Kajian Siswanto, menunjukkan terjadinya perubahan curah hujan di atas 50 mm dan 100 mm per hari. Tren ini terutama meningkat pesat untuk periode 1961–2010.
Misalnya, sekitar 10 persen intensitas hujan tertinggi di Jakarta di atas 130 mm per hari, telah meningkat 14 persen akibat penambahan suhu per 1 derajat celcius. Contoh lain, menurut data BMKG, pola hujan di Sulawesi Selatan dalam kurun 1981-2016 memperlihatkan intensitas hujan 20 mm per hari bertambah 0,1149 hari per tahun atau 1,149 hari setiap dekade.
Dengan tren ini, risiko bencana banjir di Indonesia, menurut Siswanto, cenderung meningkat. Kerentanan bencana ini bertambah dengan degradasi lingkungan dan kepadatan hunian yang merangsek di area dataran banjir.
Angin laut ekstrem
Sementara itu, angin laut ekstrem dan tinggi gelombang laut di berbagai lautan dunia juga terus meningkat. Kenaikan terbesar terjadi di perairan samudera bagian selatan.
Kajian yang menandai terjadinya perubahan global ini dipublikasikan para peneliti Universitas Melbourne di jurnal Science pada 26 April 2019. Kesimpulan diperoleh dengan menganalisis kecepatan angin dan pengukuran tinggi gelombang berdasarkan data dari 31 satelit yang berbeda antara tahun 1985-2018.

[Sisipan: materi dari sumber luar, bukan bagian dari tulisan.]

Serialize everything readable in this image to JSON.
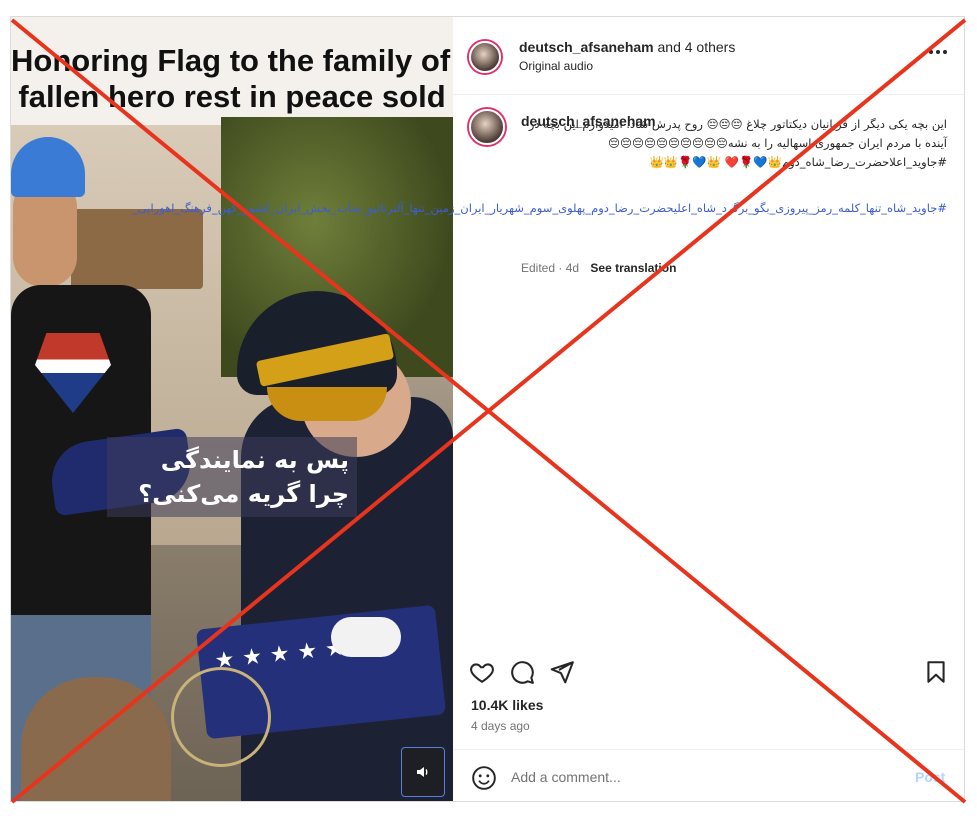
{
  "video": {
    "title_line1": "Honoring Flag to the family of t",
    "title_line2": "fallen hero rest in peace sold",
    "overlay_line1": "پس به نمایندگی",
    "overlay_line2": "چرا گریه می‌کنی؟",
    "mute_icon": "speaker-icon"
  },
  "header": {
    "username": "deutsch_afsaneham",
    "others": "and 4 others",
    "audio": "Original audio",
    "more_icon": "more-horizontal-icon"
  },
  "caption": {
    "username": "deutsch_afsaneham",
    "text": "این بچه یکی دیگر از قربانیان دیکتاتور چلاغ 😔😔😔 روح پدرش شاد. امیدوارم این بچه در آینده با مردم ایران جمهوری اسهالیه را به نشه😔😔😔😔😔😔😔😔😔😔#جاوید_اعلاحضرت_رضا_شاه_دوم👑💙🌹❤️ 👑💙🌹👑👑",
    "hashtags": "#جاوید_شاه_تنها_کلمه_رمز_پیروزی_بگو_برگرد_شاه_اعلیحضرت_رضا_دوم_پهلوی_سوم_شهریار_ایران_زمین_تنها_آلترناتیو_نجات_بخش_ایران_کشور_کهن_فرهنگ_اهورایی_",
    "edited": "Edited · 4d",
    "see_translation": "See translation"
  },
  "actions": {
    "like_icon": "heart-icon",
    "comment_icon": "comment-icon",
    "share_icon": "paper-plane-icon",
    "save_icon": "bookmark-icon"
  },
  "likes": "10.4K likes",
  "age": "4 days ago",
  "comment": {
    "placeholder": "Add a comment...",
    "post_label": "Post",
    "emoji_icon": "smiley-icon"
  },
  "colors": {
    "cross": "#e8341c",
    "link": "#3c5ed1",
    "post_disabled": "#b3d4fc",
    "muted": "#737373"
  }
}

Dalam kurun ini diperoleh sekitar 4 miliar pengamatan. Pengukuran ini kemudian dibandingkan dengan lebih dari 80 pelampung laut yang digunakan di seluruh dunia, menjadikannya set data terbesar dan terinci dari jenisnya yang pernah dikompilasi.
Para peneliti menemukan, intensitas angin ekstrem di perairan sebelah selatan telah meningkat 1,5 meter per detik atau 8 persen selama 30 tahun terakhir. Sedangkan gelombang ekstrem meningkat 30 sentimeter atau 5 persen selama periode yang sama.
Para peneliti menemukan, intensitas angin ekstrem di perairan sebelah selatan telah meningkat 1,5 meter per detik atau 8 persen selama 30 tahun terakhir.
"Meskipun kenaikan 5 dan 8 persen mungkin tidak tampak banyak, jika hal ini terus terjadi m di masa depan perubahannya akan semakin signifikan dan dampaknya besar," kata Ian Young, koordinator peneliti, dalam siaran pers Universitas Melbourne.
Menurut Young, banjir rob yang disebabkan oleh gelombang badai dan ombak akan meningkat. Peningkatan ketinggian gelombangdan perubahan sifat lainnya seperti arah gelombang, akan semakin meningkatkan kemungkinan banjir pesisir,” kata dia.
Young mengatakan memahami perubahan di perairan bagian selatan Bumi sangat penting karena area ini menjadi asal-usul gelombang yang mendominasi iklim di Pasifik Selatan, Atlantik Selatan, dan Samudra Hindia.
"Gelombang besar dari perairan di selatan ini menentukan stabilitas pantai untuk sebagian besar belahan bumi selatan,” kata Young. “Perubahan ini berikutnya memiliki dampak di seluruh dunia. Gelombang badai dapat meningkatkan erosi pantai, menempatkan permukiman dan infrastruktur pesisir berisiko."
Berdasarkan kajian ini, para peneliti tengah bekerja untuk mengembangkan model iklim global guna memproyeksikan perubahan angin dan ombak selama 100 tahun ke depan. “Kita perlu pemahaman yang lebih baik tentang seberapa besar kondisi ini disebabkan oleh perubahan iklim jangka panjang atau hanya merupakan siklus,” kata Young.
Data-data ini menjadi relevan, terutama untuk wilayah Indonesia yang mayoritas berupa kepulauan dan kawasan pesisir.